Production of iron and steel products recorded 26pc growth, electronics 16.8pc, automobiles 10.1pc, rubber products 9.2pc, pharmaceuticals 6.65pc, non-metallic mineral products 4.5pc and textile 0.30pc.

In the automobile sector, the production of tractors went up 9.7pc year-on-year in November, jeeps and cars 17.61pc, light commercial vehicles 42pc and motorcycles 3.6pc. However, the production of buses dropped 73.3pc and that of trucks 3pc during the month under review.

The negative growth in the chemical sector was mainly driven by paints and varnishes-small, which recorded a drop of 2pc, and caustic soda, down 3.3pc.

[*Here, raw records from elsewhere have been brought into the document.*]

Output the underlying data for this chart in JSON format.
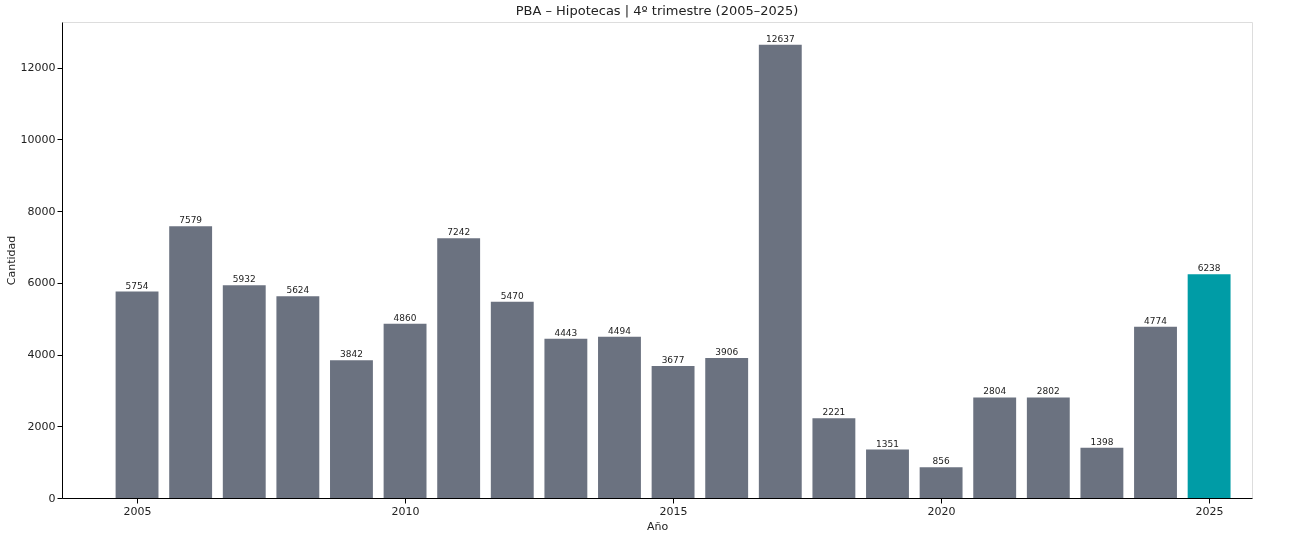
{
  "chart_data": {
    "type": "bar",
    "title": "PBA – Hipotecas | 4º trimestre (2005–2025)",
    "xlabel": "Año",
    "ylabel": "Cantidad",
    "x": [
      2005,
      2006,
      2007,
      2008,
      2009,
      2010,
      2011,
      2012,
      2013,
      2014,
      2015,
      2016,
      2017,
      2018,
      2019,
      2020,
      2021,
      2022,
      2023,
      2024,
      2025
    ],
    "values": [
      5754,
      7579,
      5932,
      5624,
      3842,
      4860,
      7242,
      5470,
      4443,
      4494,
      3677,
      3906,
      12637,
      2221,
      1351,
      856,
      2804,
      2802,
      1398,
      4774,
      6238
    ],
    "colors": [
      "#6b7280",
      "#6b7280",
      "#6b7280",
      "#6b7280",
      "#6b7280",
      "#6b7280",
      "#6b7280",
      "#6b7280",
      "#6b7280",
      "#6b7280",
      "#6b7280",
      "#6b7280",
      "#6b7280",
      "#6b7280",
      "#6b7280",
      "#6b7280",
      "#6b7280",
      "#6b7280",
      "#6b7280",
      "#6b7280",
      "#009ca6"
    ],
    "xlim": [
      2003.6,
      2025.8
    ],
    "xticks": [
      2005,
      2010,
      2015,
      2020,
      2025
    ],
    "ylim": [
      0,
      13270
    ],
    "yticks": [
      0,
      2000,
      4000,
      6000,
      8000,
      10000,
      12000
    ],
    "data_labels": true,
    "grid": false
  }
}
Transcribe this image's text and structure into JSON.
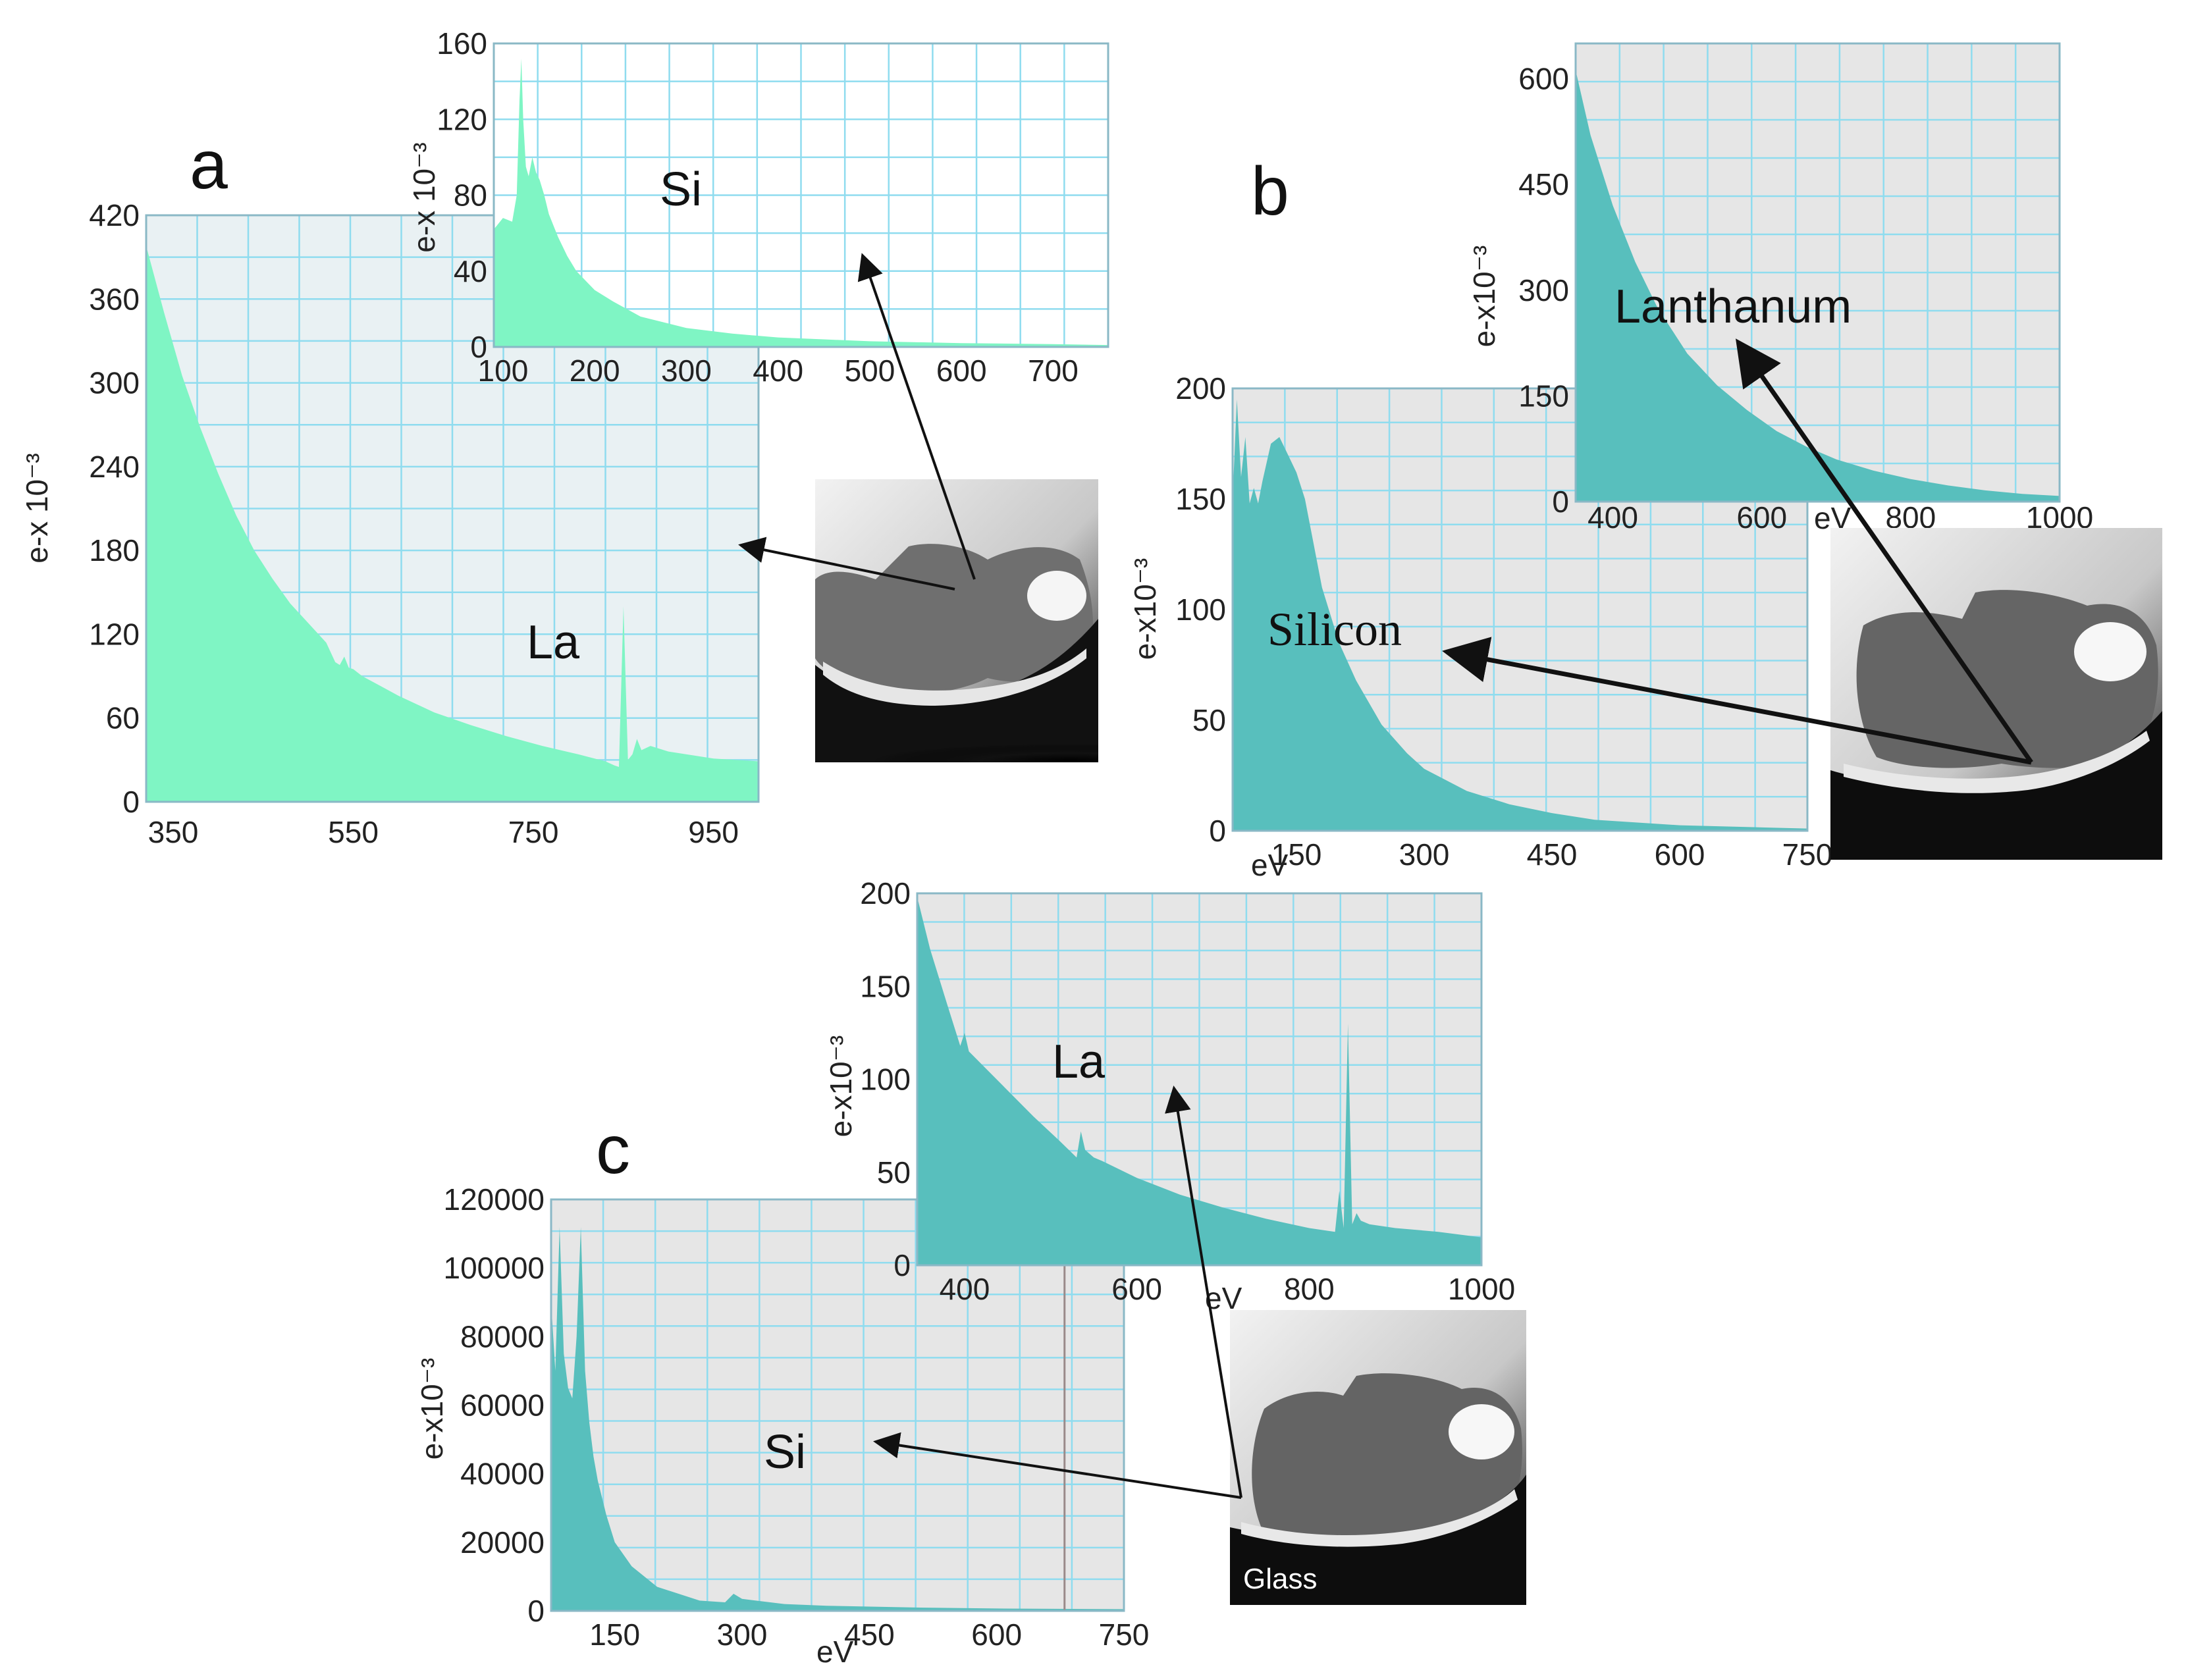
{
  "chart_data": [
    {
      "id": "a-main",
      "type": "area",
      "panel": "a",
      "ylabel": "e-x 10⁻³",
      "xlabel": "",
      "xlim": [
        320,
        1000
      ],
      "ylim": [
        0,
        420
      ],
      "xticks": [
        350,
        550,
        750,
        950
      ],
      "yticks": [
        0,
        60,
        120,
        180,
        240,
        300,
        360,
        420
      ],
      "annotation": "La",
      "color": "#7ff5c4",
      "x": [
        320,
        340,
        360,
        380,
        400,
        420,
        440,
        460,
        480,
        500,
        520,
        530,
        535,
        540,
        545,
        550,
        560,
        580,
        600,
        640,
        680,
        720,
        760,
        800,
        830,
        840,
        845,
        850,
        855,
        860,
        865,
        870,
        880,
        900,
        950,
        1000
      ],
      "values": [
        398,
        350,
        305,
        268,
        235,
        205,
        180,
        160,
        142,
        128,
        114,
        100,
        98,
        104,
        96,
        95,
        90,
        83,
        76,
        64,
        55,
        47,
        40,
        34,
        29,
        26,
        25,
        140,
        30,
        34,
        45,
        37,
        40,
        36,
        31,
        29
      ]
    },
    {
      "id": "a-inset",
      "type": "area",
      "panel": "a",
      "ylabel": "e-x 10⁻³",
      "xlabel": "",
      "xlim": [
        90,
        760
      ],
      "ylim": [
        0,
        160
      ],
      "xticks": [
        100,
        200,
        300,
        400,
        500,
        600,
        700
      ],
      "yticks": [
        0,
        40,
        80,
        120,
        160
      ],
      "annotation": "Si",
      "color": "#7ff5c4",
      "x": [
        90,
        100,
        110,
        115,
        118,
        120,
        122,
        125,
        128,
        132,
        136,
        140,
        145,
        150,
        160,
        170,
        180,
        200,
        220,
        250,
        300,
        350,
        400,
        450,
        500,
        600,
        700,
        760
      ],
      "values": [
        62,
        68,
        66,
        80,
        130,
        152,
        120,
        95,
        90,
        100,
        92,
        88,
        80,
        70,
        58,
        48,
        40,
        30,
        24,
        16,
        10,
        7,
        5,
        4,
        3,
        2,
        1.5,
        1
      ]
    },
    {
      "id": "b-main",
      "type": "area",
      "panel": "b",
      "ylabel": "e-x10⁻³",
      "xlabel": "eV",
      "xlim": [
        75,
        750
      ],
      "ylim": [
        0,
        200
      ],
      "xticks": [
        150,
        300,
        450,
        600,
        750
      ],
      "yticks": [
        0,
        50,
        100,
        150,
        200
      ],
      "annotation": "Silicon",
      "color": "#58bfbd",
      "x": [
        75,
        80,
        85,
        90,
        95,
        100,
        105,
        110,
        120,
        130,
        140,
        150,
        160,
        170,
        180,
        200,
        220,
        250,
        280,
        300,
        350,
        400,
        450,
        500,
        600,
        700,
        750
      ],
      "values": [
        150,
        195,
        160,
        178,
        148,
        155,
        148,
        158,
        175,
        178,
        170,
        162,
        150,
        130,
        110,
        85,
        68,
        48,
        35,
        28,
        18,
        12,
        8,
        5,
        2.5,
        1.5,
        1
      ]
    },
    {
      "id": "b-inset",
      "type": "area",
      "panel": "b",
      "ylabel": "e-x10⁻³",
      "xlabel": "eV",
      "xlim": [
        350,
        1000
      ],
      "ylim": [
        0,
        650
      ],
      "xticks": [
        400,
        600,
        800,
        1000
      ],
      "yticks": [
        0,
        150,
        300,
        450,
        600
      ],
      "annotation": "Lanthanum",
      "color": "#58bfbd",
      "x": [
        350,
        370,
        400,
        430,
        460,
        500,
        540,
        580,
        620,
        660,
        700,
        750,
        800,
        850,
        900,
        950,
        1000
      ],
      "values": [
        612,
        520,
        420,
        340,
        275,
        210,
        165,
        130,
        100,
        78,
        60,
        44,
        32,
        23,
        16,
        11,
        8
      ]
    },
    {
      "id": "c-main",
      "type": "area",
      "panel": "c",
      "ylabel": "e-x10⁻³",
      "xlabel": "eV",
      "xlim": [
        75,
        750
      ],
      "ylim": [
        0,
        120000
      ],
      "xticks": [
        150,
        300,
        450,
        600,
        750
      ],
      "yticks": [
        0,
        20000,
        40000,
        60000,
        80000,
        100000,
        120000
      ],
      "annotation": "Si",
      "color": "#58bfbd",
      "x": [
        75,
        80,
        85,
        90,
        95,
        100,
        105,
        110,
        115,
        120,
        125,
        130,
        140,
        150,
        170,
        200,
        250,
        280,
        290,
        300,
        350,
        400,
        500,
        600,
        750
      ],
      "values": [
        90000,
        70000,
        112000,
        75000,
        65000,
        62000,
        80000,
        112000,
        70000,
        55000,
        45000,
        38000,
        28000,
        20000,
        13000,
        7000,
        3000,
        2500,
        5000,
        3500,
        2000,
        1500,
        1000,
        700,
        500
      ],
      "marker_line_x": 680
    },
    {
      "id": "c-inset",
      "type": "area",
      "panel": "c",
      "ylabel": "e-x10⁻³",
      "xlabel": "eV",
      "xlim": [
        345,
        1000
      ],
      "ylim": [
        0,
        200
      ],
      "xticks": [
        400,
        600,
        800,
        1000
      ],
      "yticks": [
        0,
        50,
        100,
        150,
        200
      ],
      "annotation": "La",
      "color": "#58bfbd",
      "x": [
        345,
        360,
        380,
        395,
        400,
        405,
        420,
        450,
        480,
        510,
        530,
        535,
        540,
        550,
        560,
        600,
        650,
        700,
        750,
        800,
        830,
        835,
        840,
        845,
        850,
        855,
        860,
        870,
        900,
        950,
        1000
      ],
      "values": [
        198,
        170,
        140,
        118,
        125,
        115,
        108,
        94,
        80,
        67,
        58,
        72,
        62,
        58,
        56,
        47,
        38,
        31,
        25,
        20,
        18,
        40,
        20,
        130,
        22,
        28,
        24,
        22,
        20,
        18,
        15
      ]
    }
  ],
  "panels": {
    "a": "a",
    "b": "b",
    "c": "c"
  },
  "micrograph_label": "Glass"
}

In the pharmaceutical segment, capsules, injections and tablets recorded a negative growth of 76pc, 122pc and 50pc, respectively. However, the production of liquids/syrups fell 76pc during the month under review.

In non-metallic mineral products, cement recorded a growth of 4.6pc.

In the food, beverages and tobacco segment, the highest negative growth of 81pc was recorded in sugar production.

Other items that recorded a negative growth were cooking oil, down 9.6pc, vegetable ghee 12.9pc and blended tea 28pc.